Después de tantas lecturas, Constan y Fonso,
o Fonso y Constan, se sintieron existencialmente inspirados y, seguros de sí
mismo y de la misión que para sus vidas habían descubierto gracias a una
cáscara de plátano, alquilaron un local y fundaron Los Libros de Papel, un
lugar destinado al intercambio precisamente de libros de papel, usted trae un
libro y se lleva otro por un coste mínimo, necesario y suficiente para el mantenimiento
del local y de los sueldos.
—Traemos este de la hermana de mi abuela
—dijeron aquella mañana Olga y Dani, los jóvenes empleados de BigBooks.
—Mira, Constan —gritó Fonso enarbolando
un ejemplar de Por el camino de Swann, de Marcel Proust, para que su
compañera lo viera desde el fondo de la librería—. ¿Y qué libro queréis?
Dani y Olga se miraron a los ojos, se
cogieron de las manos, izquierda con derecha y derecha con izquierda, se
volvieron de nuevo hacia Fonso y ella dijo:
—Aquel que encontraron ustedes hace años.
—¡Ah, ya! ¡Constan, acércame El libro
de la luz! Nos gusta llamarlo así, aunque, si lo leéis, descubriréis su
título verdadero y su genial autor.
—Pues sí, nos lo llevamos —dijo Dani—,
que estamos deseando leerlo.
Cuando Constan entregó el libro a Fonso, este
lo tomó litúrgicamente entre sus manos, abrió ceremonioso su cubierta roja, se
detuvo en el anverso de la primera hoja, «permitidme», dijo, y leyó con voz
clara:
«Estás a punto de empezar a leer la nueva
novela de (tachón). Relájate. Concéntrate. Aleja de ti cualquier otra idea.

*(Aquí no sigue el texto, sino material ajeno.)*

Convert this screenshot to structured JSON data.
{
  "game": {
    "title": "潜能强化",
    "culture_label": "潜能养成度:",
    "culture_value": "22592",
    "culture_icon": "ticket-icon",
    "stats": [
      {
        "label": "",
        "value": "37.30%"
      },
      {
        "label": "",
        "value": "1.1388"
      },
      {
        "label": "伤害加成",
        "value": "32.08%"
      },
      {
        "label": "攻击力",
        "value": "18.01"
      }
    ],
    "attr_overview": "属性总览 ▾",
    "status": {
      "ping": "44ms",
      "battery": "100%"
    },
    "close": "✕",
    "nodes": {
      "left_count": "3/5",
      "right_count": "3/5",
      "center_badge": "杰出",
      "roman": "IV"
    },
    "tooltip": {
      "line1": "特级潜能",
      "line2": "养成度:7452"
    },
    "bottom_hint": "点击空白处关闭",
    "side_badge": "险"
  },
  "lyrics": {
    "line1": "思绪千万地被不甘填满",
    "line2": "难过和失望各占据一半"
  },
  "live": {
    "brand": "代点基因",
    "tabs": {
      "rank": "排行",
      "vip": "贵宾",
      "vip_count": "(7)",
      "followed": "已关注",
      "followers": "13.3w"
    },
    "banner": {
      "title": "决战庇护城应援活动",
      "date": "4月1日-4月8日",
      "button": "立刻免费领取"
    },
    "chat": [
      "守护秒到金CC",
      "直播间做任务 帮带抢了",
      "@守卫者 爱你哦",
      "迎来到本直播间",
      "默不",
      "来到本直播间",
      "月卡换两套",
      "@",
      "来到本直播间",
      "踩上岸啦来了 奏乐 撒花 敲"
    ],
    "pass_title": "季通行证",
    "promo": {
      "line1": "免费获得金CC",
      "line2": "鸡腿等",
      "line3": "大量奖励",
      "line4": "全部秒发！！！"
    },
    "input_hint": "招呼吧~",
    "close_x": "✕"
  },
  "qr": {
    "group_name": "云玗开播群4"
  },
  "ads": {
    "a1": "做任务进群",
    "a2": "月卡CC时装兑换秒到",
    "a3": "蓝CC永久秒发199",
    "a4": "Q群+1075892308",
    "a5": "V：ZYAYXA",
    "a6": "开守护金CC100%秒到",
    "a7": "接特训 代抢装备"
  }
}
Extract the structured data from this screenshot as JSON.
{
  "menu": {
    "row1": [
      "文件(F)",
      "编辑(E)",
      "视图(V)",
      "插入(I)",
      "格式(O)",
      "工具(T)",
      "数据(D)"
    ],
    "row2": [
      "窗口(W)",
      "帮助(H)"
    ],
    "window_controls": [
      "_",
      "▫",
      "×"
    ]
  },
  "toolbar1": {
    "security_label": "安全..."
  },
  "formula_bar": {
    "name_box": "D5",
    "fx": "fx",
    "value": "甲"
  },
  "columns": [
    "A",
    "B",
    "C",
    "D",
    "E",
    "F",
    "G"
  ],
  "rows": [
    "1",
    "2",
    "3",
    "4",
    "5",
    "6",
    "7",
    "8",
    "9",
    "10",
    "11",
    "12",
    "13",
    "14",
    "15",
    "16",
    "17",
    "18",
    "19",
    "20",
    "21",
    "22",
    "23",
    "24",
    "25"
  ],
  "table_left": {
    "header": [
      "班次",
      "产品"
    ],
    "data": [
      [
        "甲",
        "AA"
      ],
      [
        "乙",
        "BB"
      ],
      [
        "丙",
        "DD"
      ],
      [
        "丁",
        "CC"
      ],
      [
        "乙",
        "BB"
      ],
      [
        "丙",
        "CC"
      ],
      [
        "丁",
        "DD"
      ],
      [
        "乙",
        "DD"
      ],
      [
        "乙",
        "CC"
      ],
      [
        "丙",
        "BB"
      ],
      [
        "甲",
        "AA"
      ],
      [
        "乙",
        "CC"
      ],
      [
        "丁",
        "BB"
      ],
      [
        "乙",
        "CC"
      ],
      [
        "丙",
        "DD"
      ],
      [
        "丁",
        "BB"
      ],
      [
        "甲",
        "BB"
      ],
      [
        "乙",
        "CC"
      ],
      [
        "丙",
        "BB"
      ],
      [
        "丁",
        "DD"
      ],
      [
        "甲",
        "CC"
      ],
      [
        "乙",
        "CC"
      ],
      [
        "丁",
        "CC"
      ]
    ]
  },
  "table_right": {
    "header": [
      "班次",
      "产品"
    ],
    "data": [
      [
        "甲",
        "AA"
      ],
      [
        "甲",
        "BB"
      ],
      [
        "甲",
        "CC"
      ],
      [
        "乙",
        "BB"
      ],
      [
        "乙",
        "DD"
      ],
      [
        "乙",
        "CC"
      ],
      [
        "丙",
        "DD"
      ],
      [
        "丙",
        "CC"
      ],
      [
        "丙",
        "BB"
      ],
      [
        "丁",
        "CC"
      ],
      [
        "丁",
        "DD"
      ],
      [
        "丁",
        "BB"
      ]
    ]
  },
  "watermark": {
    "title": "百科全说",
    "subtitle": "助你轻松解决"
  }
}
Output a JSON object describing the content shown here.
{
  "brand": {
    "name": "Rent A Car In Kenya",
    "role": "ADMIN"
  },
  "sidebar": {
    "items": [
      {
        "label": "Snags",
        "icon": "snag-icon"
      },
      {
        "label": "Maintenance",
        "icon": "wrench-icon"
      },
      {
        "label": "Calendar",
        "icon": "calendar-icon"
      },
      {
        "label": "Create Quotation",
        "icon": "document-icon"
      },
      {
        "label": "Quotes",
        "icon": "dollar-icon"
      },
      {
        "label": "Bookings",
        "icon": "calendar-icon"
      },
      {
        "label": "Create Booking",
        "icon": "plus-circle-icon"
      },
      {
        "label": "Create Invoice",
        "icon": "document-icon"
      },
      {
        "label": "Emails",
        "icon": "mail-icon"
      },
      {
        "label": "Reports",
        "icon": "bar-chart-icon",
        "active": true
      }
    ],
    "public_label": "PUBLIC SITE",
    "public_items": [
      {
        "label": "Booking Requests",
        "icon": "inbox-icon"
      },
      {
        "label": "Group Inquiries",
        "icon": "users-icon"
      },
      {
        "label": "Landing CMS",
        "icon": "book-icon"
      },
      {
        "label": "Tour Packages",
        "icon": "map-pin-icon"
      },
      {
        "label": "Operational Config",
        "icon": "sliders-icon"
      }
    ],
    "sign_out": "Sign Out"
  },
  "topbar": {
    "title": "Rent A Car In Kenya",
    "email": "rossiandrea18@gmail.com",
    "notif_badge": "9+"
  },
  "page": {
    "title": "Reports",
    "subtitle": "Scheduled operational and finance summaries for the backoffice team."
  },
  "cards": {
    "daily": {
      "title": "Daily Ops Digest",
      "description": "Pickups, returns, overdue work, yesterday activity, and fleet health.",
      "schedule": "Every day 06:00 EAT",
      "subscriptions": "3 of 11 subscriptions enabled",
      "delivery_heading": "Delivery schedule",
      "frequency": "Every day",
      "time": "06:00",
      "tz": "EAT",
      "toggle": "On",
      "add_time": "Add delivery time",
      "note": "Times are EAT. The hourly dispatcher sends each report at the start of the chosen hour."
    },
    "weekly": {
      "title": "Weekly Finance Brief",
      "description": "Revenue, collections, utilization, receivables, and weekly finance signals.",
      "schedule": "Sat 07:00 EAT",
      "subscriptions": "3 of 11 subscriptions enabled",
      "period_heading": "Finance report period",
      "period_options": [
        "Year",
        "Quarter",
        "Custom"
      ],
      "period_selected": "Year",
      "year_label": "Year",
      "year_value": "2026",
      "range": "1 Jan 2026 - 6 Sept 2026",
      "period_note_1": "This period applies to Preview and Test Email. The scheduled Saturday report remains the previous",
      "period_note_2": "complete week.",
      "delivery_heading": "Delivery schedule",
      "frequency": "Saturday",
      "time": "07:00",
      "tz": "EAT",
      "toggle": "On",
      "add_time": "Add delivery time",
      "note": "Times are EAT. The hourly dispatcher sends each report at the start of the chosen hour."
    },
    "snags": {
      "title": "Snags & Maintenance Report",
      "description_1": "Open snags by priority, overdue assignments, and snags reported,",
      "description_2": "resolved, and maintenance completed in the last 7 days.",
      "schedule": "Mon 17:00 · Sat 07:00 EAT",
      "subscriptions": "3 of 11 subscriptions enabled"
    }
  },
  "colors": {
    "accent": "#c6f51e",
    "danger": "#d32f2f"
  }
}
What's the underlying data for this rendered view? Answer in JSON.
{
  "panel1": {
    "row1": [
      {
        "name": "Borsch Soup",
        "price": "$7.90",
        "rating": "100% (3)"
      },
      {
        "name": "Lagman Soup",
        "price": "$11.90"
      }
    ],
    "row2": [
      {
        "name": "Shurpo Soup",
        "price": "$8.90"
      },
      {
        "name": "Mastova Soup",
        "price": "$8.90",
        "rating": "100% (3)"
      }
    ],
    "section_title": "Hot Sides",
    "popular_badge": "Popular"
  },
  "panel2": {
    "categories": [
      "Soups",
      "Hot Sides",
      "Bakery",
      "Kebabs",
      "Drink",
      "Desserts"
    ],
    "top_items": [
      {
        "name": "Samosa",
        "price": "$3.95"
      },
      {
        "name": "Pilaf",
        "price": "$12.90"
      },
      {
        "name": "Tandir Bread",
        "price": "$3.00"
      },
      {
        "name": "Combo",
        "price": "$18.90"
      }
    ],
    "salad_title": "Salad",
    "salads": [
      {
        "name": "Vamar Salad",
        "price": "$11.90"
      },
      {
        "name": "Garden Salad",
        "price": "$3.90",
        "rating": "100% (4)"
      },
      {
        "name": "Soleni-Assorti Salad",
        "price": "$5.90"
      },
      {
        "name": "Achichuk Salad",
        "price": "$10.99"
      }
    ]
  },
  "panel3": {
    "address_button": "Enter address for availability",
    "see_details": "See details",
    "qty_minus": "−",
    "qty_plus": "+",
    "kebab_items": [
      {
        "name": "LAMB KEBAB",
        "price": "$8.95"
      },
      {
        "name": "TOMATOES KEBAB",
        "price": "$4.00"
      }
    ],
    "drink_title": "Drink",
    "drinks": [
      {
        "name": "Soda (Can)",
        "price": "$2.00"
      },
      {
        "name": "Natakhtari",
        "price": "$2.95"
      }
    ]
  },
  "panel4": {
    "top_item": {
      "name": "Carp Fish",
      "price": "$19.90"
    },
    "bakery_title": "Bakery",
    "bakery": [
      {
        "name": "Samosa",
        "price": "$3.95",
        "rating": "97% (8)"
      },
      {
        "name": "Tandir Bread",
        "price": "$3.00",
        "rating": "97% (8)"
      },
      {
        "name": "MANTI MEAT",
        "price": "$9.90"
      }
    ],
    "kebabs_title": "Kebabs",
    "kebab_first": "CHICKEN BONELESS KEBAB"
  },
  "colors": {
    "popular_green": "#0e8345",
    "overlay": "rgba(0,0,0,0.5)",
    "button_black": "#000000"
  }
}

Deja que el mundo que te rodea se esfume en lo indistinto. La puerta es mejor
cerrarla; al otro lado siempre está la televisión encendida. Dilo enseguida, a
los demás: “¡No, no quiero ver la televisión!”. Alza la voz, si no te oyen:
“¡Estoy leyendo! ¡No quiero que me molesten!”. Quizá no te han oído, con todo
ese estruendo; dilo más fuerte, grita: “¡Estoy empezando a leer la nueva novela
de (tachadura)!”. O no lo digas si no quieres; esperemos que te dejen en paz».